Rien d'étonnant, dans ces conditions, si les évêques réussirent sans peine à établir autour d'eux un gouvernement très solide. Depuis Notger (972-1008) on les voit occupés d'organiser leurs revenus, de prendre des mesures pour la défense de leurs terres, de détruire les châteaux des seigneurs pillards. Henri de Verdun, en 1077, empruntant à la France l'institution de la paix de Dieu, installe à Liége le judicium pacis qui étend son action à tout le diocèse. Nous en savons assez pour pouvoir affirmer que les prélats n'épargnèrent aucun effort pour améliorer et garantir la situation de leurs sujets.
Mais en leur double qualité d'ecclésiastiques et de grands propriétaires fonciers, ils n'allèrent point au delà d'une conception politique tout ensemble patriarcale et autoritaire. Excellent pour la population rurale, leur gouvernement pesa lourdement sur les bourgeoisies dès que celles-ci commencèrent à éclore dans les villes de la Meuse. Il répugnait à leur abandonner l'autonomie qu'elles réclamaient et des froissements ne pouvaient manquer de se produire à la longue entre un prince et des communes qui ne se comprenaient pas.
La première manifestation des revendications urbaines dans le pays de Liége remonte à l'année 1066. A la demande des bourgeois de Huy, l'évêque Théoduin leur accorda le droit de tenir eux-mêmes garnison à l'avenir dans le château de la ville et de ne se rendre à son appel, en temps de guerre, que quinze jours après les Liégeois. La charte qui fut dressée à cette occasion ratifiait de plus un certain nombre d'améliorations apportées au droit coutumier, mais que le chroniqueur Gilles d'Orval, «de crainte d'ennuyer ses lecteurs», a cru bon de passer sous silence. Il nous en dit assez cependant pour que nous puissions considérer le document hutois comme une des plus anciennes ratifications de ce que nous avons appelé plus haut le programme politique des bourgeoisies. Il caractérise nettement d'autre part la conduite des évêques en présence de ce programme. En effet, les concessions de Théoduin ne furent pas spontanées. La population dut les acheter à prix d'argent. Elle les paya du tiers de ses biens meubles et rien ne montre mieux combien la fortune mobilière accumulée par les marchands intervint efficacement en faveur du progrès social.
Faut-il attribuer au seul hasard la conservation de la charte de Théoduin ou s'explique-t-elle peut-être par le développement très hâtif du commerce hutois? Tout indique du moins que la situation privilégiée de Huy est plus ancienne que celle de la capitale de l'évêché, beaucoup moins active au point de vue économique.
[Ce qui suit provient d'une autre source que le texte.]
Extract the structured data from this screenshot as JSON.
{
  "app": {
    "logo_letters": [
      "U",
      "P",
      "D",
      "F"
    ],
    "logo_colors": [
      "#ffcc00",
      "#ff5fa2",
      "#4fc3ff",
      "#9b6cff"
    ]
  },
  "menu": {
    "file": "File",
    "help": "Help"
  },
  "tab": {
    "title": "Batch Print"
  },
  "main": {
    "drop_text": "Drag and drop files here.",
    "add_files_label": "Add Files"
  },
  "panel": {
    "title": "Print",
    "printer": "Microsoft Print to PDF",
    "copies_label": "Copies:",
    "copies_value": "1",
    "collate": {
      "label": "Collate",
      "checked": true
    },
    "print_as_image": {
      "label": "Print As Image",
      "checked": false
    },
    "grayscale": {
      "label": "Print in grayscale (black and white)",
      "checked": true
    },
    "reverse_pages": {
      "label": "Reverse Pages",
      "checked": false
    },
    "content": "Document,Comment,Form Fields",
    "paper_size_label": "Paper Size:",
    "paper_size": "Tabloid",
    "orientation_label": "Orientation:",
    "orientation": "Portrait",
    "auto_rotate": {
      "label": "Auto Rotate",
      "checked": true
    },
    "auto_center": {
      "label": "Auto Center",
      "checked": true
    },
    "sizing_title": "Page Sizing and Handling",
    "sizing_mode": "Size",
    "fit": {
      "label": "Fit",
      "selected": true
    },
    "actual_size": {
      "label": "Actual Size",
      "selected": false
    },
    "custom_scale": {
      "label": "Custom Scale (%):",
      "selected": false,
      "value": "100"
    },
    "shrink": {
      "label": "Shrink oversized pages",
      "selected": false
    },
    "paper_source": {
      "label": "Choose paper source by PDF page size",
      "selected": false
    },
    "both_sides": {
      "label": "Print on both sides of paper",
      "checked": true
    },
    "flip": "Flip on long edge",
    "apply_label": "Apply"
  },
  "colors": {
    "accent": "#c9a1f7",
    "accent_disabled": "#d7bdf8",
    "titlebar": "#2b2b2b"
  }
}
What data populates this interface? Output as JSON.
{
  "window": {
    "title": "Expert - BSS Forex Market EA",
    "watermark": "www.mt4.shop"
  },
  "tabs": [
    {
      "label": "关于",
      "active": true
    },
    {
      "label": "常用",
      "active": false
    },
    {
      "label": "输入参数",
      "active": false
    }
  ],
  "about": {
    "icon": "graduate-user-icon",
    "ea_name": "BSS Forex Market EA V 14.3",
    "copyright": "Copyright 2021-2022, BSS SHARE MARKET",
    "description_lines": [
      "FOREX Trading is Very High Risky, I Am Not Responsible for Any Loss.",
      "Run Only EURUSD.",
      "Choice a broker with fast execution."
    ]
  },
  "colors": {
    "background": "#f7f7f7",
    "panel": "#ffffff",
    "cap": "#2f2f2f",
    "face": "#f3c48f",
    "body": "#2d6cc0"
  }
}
Mais le mouvement commencé ne devait plus s'interrompre. Depuis le commencement du XIIe siècle, il fallut de tous côtés céder aux revendications des bourgeois. La question urbaine se pose désormais en face des évêques et exige impérieusement une solution.
Celle que l'on trouva fut une sorte de compromis entre les prérogatives du prince et les tendances communales à une autonomie complète. Les villes liégeoises reçurent tous les privilèges essentiels à leur développement. Elles constituèrent chacune un territoire juridique spécial possédant son tribunal d'exception. Mais ce tribunal resta très nettement un tribunal princier. Ses échevins, juges privilégiés des bourgeois, au nombre de douze dans la capitale et de sept dans les «bonnes villes», sont exclusivement nommés à vie par l'évêque et recrutés en partie, au moins jusqu'à la fin du XIIe siècle, parmi ses ministeriales. Ils appliquent sans doute le droit urbain et sont les gardiens de la coutume urbaine, mais ils ne se présentent point sous l'aspect d'une magistrature communale.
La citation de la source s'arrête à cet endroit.